In: Statistics and Probability
The director of cooperative education at a state college wants to examine the effect of cooperative education job experience on marketability in the work place. She takes a random sample of 4 students. For these 4, she finds out how many times each had a cooperative education job and how many job offers they received upon graduation. These data are presented in the table below.

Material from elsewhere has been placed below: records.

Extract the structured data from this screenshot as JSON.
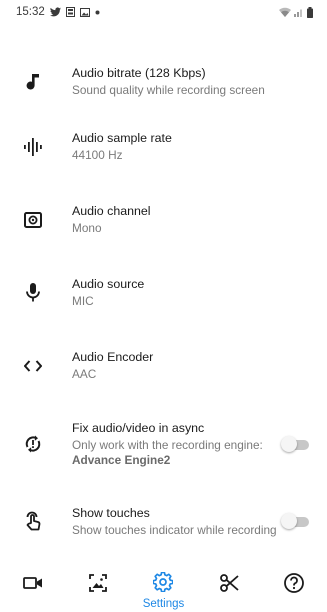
{
  "status_bar": {
    "time": "15:32",
    "left_icons": [
      "twitter-icon",
      "sim-icon",
      "gallery-icon",
      "dot-icon"
    ],
    "right_icons": [
      "wifi-icon",
      "signal-icon",
      "battery-icon"
    ]
  },
  "settings": [
    {
      "icon": "music-note-icon",
      "title": "Audio bitrate (128 Kbps)",
      "subtitle": "Sound quality while recording screen"
    },
    {
      "icon": "waveform-icon",
      "title": "Audio sample rate",
      "subtitle": "44100 Hz"
    },
    {
      "icon": "speaker-channel-icon",
      "title": "Audio channel",
      "subtitle": "Mono"
    },
    {
      "icon": "microphone-icon",
      "title": "Audio source",
      "subtitle": "MIC"
    },
    {
      "icon": "code-brackets-icon",
      "title": "Audio Encoder",
      "subtitle": "AAC"
    },
    {
      "icon": "sync-icon",
      "title": "Fix audio/video in async",
      "subtitle": "Only work with the recording engine:",
      "subtitle_bold": "Advance Engine2",
      "toggle": false
    },
    {
      "icon": "touch-icon",
      "title": "Show touches",
      "subtitle": "Show touches indicator while recording",
      "toggle": false
    }
  ],
  "bottom_nav": [
    {
      "icon": "video-camera-icon",
      "label": "",
      "active": false
    },
    {
      "icon": "image-icon",
      "label": "",
      "active": false
    },
    {
      "icon": "settings-gear-icon",
      "label": "Settings",
      "active": true
    },
    {
      "icon": "scissors-icon",
      "label": "",
      "active": false
    },
    {
      "icon": "help-icon",
      "label": "",
      "active": false
    }
  ],
  "colors": {
    "accent": "#1e88e5",
    "text_primary": "#1b1b1b",
    "text_secondary": "#7a7a7a",
    "toggle_track": "#c7c7c7"
  }
}
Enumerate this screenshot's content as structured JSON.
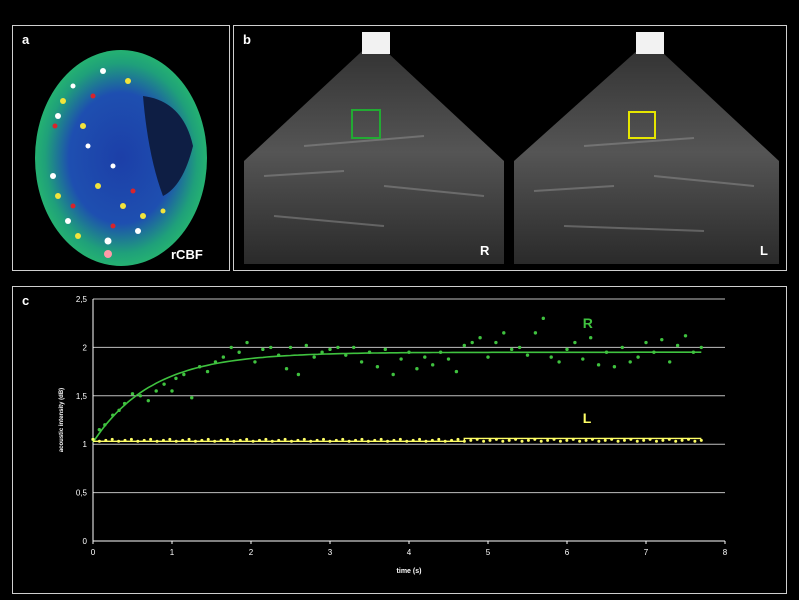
{
  "panels": {
    "a": {
      "letter": "a",
      "label": "rCBF"
    },
    "b": {
      "letter": "b",
      "left_label": "R",
      "right_label": "L"
    },
    "c": {
      "letter": "c"
    }
  },
  "colors": {
    "right_series": "#3fc23f",
    "left_series": "#ffff66",
    "roi_right": "#22aa33",
    "roi_left": "#e6e600",
    "grid": "#bfbfbf"
  },
  "chart_data": {
    "type": "scatter",
    "title": "",
    "xlabel": "time (s)",
    "ylabel": "acoustic intensity (dB)",
    "xlim": [
      0,
      8
    ],
    "ylim": [
      0,
      2.5
    ],
    "xticks": [
      0,
      1,
      2,
      3,
      4,
      5,
      6,
      7,
      8
    ],
    "yticks": [
      0,
      0.5,
      1,
      1.5,
      2,
      2.5
    ],
    "ytick_labels": [
      "0",
      "0,5",
      "1",
      "1,5",
      "2",
      "2,5"
    ],
    "grid": true,
    "series": [
      {
        "name": "R",
        "points": {
          "x": [
            0.0,
            0.08,
            0.15,
            0.25,
            0.33,
            0.4,
            0.5,
            0.6,
            0.7,
            0.8,
            0.9,
            1.0,
            1.05,
            1.15,
            1.25,
            1.35,
            1.45,
            1.55,
            1.65,
            1.75,
            1.85,
            1.95,
            2.05,
            2.15,
            2.25,
            2.35,
            2.45,
            2.5,
            2.6,
            2.7,
            2.8,
            2.9,
            3.0,
            3.1,
            3.2,
            3.3,
            3.4,
            3.5,
            3.6,
            3.7,
            3.8,
            3.9,
            4.0,
            4.1,
            4.2,
            4.3,
            4.4,
            4.5,
            4.6,
            4.7,
            4.8,
            4.9,
            5.0,
            5.1,
            5.2,
            5.3,
            5.4,
            5.5,
            5.6,
            5.7,
            5.8,
            5.9,
            6.0,
            6.1,
            6.2,
            6.3,
            6.4,
            6.5,
            6.6,
            6.7,
            6.8,
            6.9,
            7.0,
            7.1,
            7.2,
            7.3,
            7.4,
            7.5,
            7.6,
            7.7
          ],
          "y": [
            1.05,
            1.15,
            1.2,
            1.3,
            1.35,
            1.42,
            1.52,
            1.5,
            1.45,
            1.55,
            1.62,
            1.55,
            1.68,
            1.72,
            1.48,
            1.8,
            1.75,
            1.85,
            1.9,
            2.0,
            1.95,
            2.05,
            1.85,
            1.98,
            2.0,
            1.92,
            1.78,
            2.0,
            1.72,
            2.02,
            1.9,
            1.95,
            1.98,
            2.0,
            1.92,
            2.0,
            1.85,
            1.95,
            1.8,
            1.98,
            1.72,
            1.88,
            1.95,
            1.78,
            1.9,
            1.82,
            1.95,
            1.88,
            1.75,
            2.02,
            2.05,
            2.1,
            1.9,
            2.05,
            2.15,
            1.98,
            2.0,
            1.92,
            2.15,
            2.3,
            1.9,
            1.85,
            1.98,
            2.05,
            1.88,
            2.1,
            1.82,
            1.95,
            1.8,
            2.0,
            1.85,
            1.9,
            2.05,
            1.95,
            2.08,
            1.85,
            2.02,
            2.12,
            1.95,
            2.0
          ]
        },
        "fit_curve": {
          "model": "1.02 + 0.93*(1 - exp(-t/0.75))"
        }
      },
      {
        "name": "L",
        "points": {
          "constant_level": 1.04,
          "count": 96,
          "x_max": 7.7
        },
        "fit_curve": {
          "model": "step",
          "y_before": 1.03,
          "y_after": 1.06,
          "step_at": 4.7
        }
      }
    ]
  }
}
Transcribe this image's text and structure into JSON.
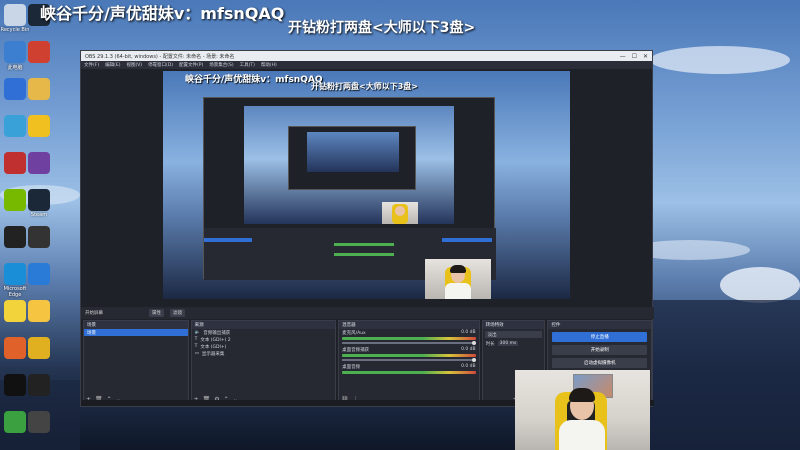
{
  "overlay": {
    "title": "峡谷千分/声优甜妹v：mfsnQAQ",
    "subtitle": "开钻粉打两盘<大师以下3盘>"
  },
  "desktop": {
    "icons": [
      {
        "name": "recycle-bin-icon",
        "label": "Recycle Bin",
        "color": "#c9d6e8"
      },
      {
        "name": "steam-icon",
        "label": "",
        "color": "#1b2838"
      },
      {
        "name": "computer-icon",
        "label": "此电脑",
        "color": "#3c7fd0"
      },
      {
        "name": "app-icon",
        "label": "",
        "color": "#d04030"
      },
      {
        "name": "network-icon",
        "label": "",
        "color": "#2f6fd6"
      },
      {
        "name": "folder-icon",
        "label": "",
        "color": "#e6b84a"
      },
      {
        "name": "control-panel-icon",
        "label": "",
        "color": "#3aa0d8"
      },
      {
        "name": "yellow-app-icon",
        "label": "",
        "color": "#f0c020"
      },
      {
        "name": "red-app-icon",
        "label": "",
        "color": "#c03030"
      },
      {
        "name": "game-icon",
        "label": "",
        "color": "#7040a0"
      },
      {
        "name": "nvidia-icon",
        "label": "",
        "color": "#76b900"
      },
      {
        "name": "steam2-icon",
        "label": "Steam",
        "color": "#1b2838"
      },
      {
        "name": "g-hub-icon",
        "label": "",
        "color": "#222"
      },
      {
        "name": "headset-icon",
        "label": "",
        "color": "#333"
      },
      {
        "name": "edge-icon",
        "label": "Microsoft Edge",
        "color": "#1a8fd8"
      },
      {
        "name": "wegame-icon",
        "label": "",
        "color": "#2a7ad8"
      },
      {
        "name": "yellow-face-icon",
        "label": "",
        "color": "#f2d33c"
      },
      {
        "name": "duck-icon",
        "label": "",
        "color": "#f5c542"
      },
      {
        "name": "orange-icon",
        "label": "",
        "color": "#e0622a"
      },
      {
        "name": "ring-icon",
        "label": "",
        "color": "#e0b020"
      },
      {
        "name": "qq-icon",
        "label": "",
        "color": "#111"
      },
      {
        "name": "black-icon",
        "label": "",
        "color": "#222"
      },
      {
        "name": "green-icon",
        "label": "",
        "color": "#3aa040"
      },
      {
        "name": "clock-icon",
        "label": "",
        "color": "#444"
      }
    ]
  },
  "obs": {
    "window_title": "OBS 29.1.3 (64-bit, windows) - 配置文件: 未命名 - 场景: 未命名",
    "menu": [
      "文件(F)",
      "编辑(E)",
      "视图(V)",
      "停靠窗口(D)",
      "配置文件(P)",
      "场景集合(S)",
      "工具(T)",
      "帮助(H)"
    ],
    "strip": {
      "label": "开始屏幕",
      "btn1": "属性",
      "btn2": "滤镜"
    },
    "panels": {
      "scenes": {
        "title": "场景",
        "items": [
          "场景"
        ]
      },
      "sources": {
        "title": "来源",
        "items": [
          "音频输出捕获",
          "文本 (GDI+) 2",
          "文本 (GDI+)",
          "显示器采集"
        ]
      },
      "mixer": {
        "title": "混音器",
        "channels": [
          {
            "name": "麦克风/Aux",
            "db": "0.0 dB"
          },
          {
            "name": "桌面音频捕获",
            "db": "0.0 dB"
          },
          {
            "name": "桌面音频",
            "db": "0.0 dB"
          }
        ]
      },
      "transitions": {
        "title": "转场特效",
        "type": "淡出",
        "duration_label": "时长",
        "duration": "300 ms"
      },
      "controls": {
        "title": "控件",
        "buttons": [
          "停止直播",
          "开始录制",
          "启动虚拟摄像机",
          "工作室模式",
          "设置",
          "退出"
        ]
      }
    },
    "status": "LIVE: 00:00:00  REC: 00:00:00  CPU: 0.9%"
  },
  "colors": {
    "obs_bg": "#1f2128",
    "accent": "#2f6fd6",
    "panel": "#262932"
  }
}
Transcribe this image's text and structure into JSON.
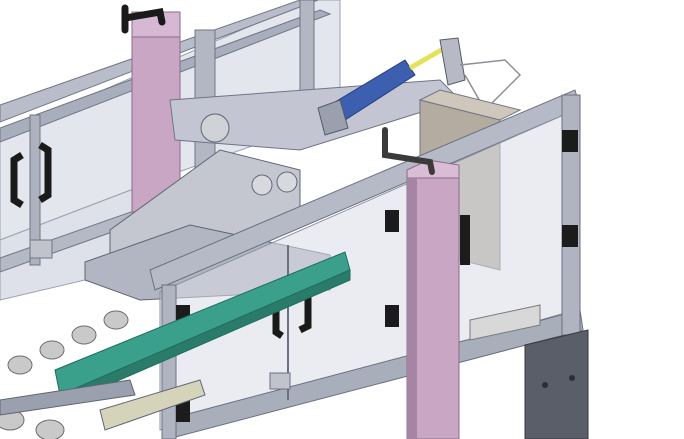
{
  "scene": {
    "description_none": "",
    "colors": {
      "background": "#ffffff",
      "extrusion": "#b9bdca",
      "extrusion_dark": "#7e8494",
      "panel_glass": "#e2e4ec",
      "pillar": "#c8a6c4",
      "pillar_dark": "#a684a3",
      "cylinder": "#3d5fb0",
      "cylinder_rod": "#e3e35a",
      "belt": "#3aa08c",
      "roller": "#c9c9c9",
      "handle": "#1a1a1a",
      "plate": "#5a5e69"
    },
    "icons": {
      "handles": "door-handle-icon",
      "crank": "crank-handle-icon"
    }
  }
}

Student | Coop Jobs | Job Offer |
1 | 1 | 4 |
2 | 2 | 6 |
3 | 1 | 3 |
4 | 0 | 1 |
A. The standard error of estimate is
B. The least squares estimate of the Y-intercept is
C. The director of cooperative education wanted to test the hypothesis that the population slope was equal to 0. The denominator of the test statistic is Sb1. The value of Sb1 in this sample is
D. The director of cooperative education wanted to test the hypothesis that the population slope was equal to 0. For a test with a level of significance of 0.05, the null hypothesis should be rejected if the value of the test statistic is
E. The coefficient of correlation is
F. The coefficient of determination is
G. The director of cooperative education wanted to test the hypothesis that the population slope was equal to 0. The value of the test statistic is
H. The director of cooperative education wanted to test the hypothesis that the population slope was equal to 0. The p-value of the test is
I. The prediction for the number of job offers for a person with 2 coop jobs is
J. Suppose the director of cooperative education wants to construct a 95% confidence-interval estimate for the mean number of job offers received by students who have had exactly one cooperative education job. The t critical value she would use is
K. Suppose the director of cooperative education wants to construct a 95% prediction interval estimate for the number of job offers received by students who have had exactly one cooperative education job. The prediction interval is from ________ to ________.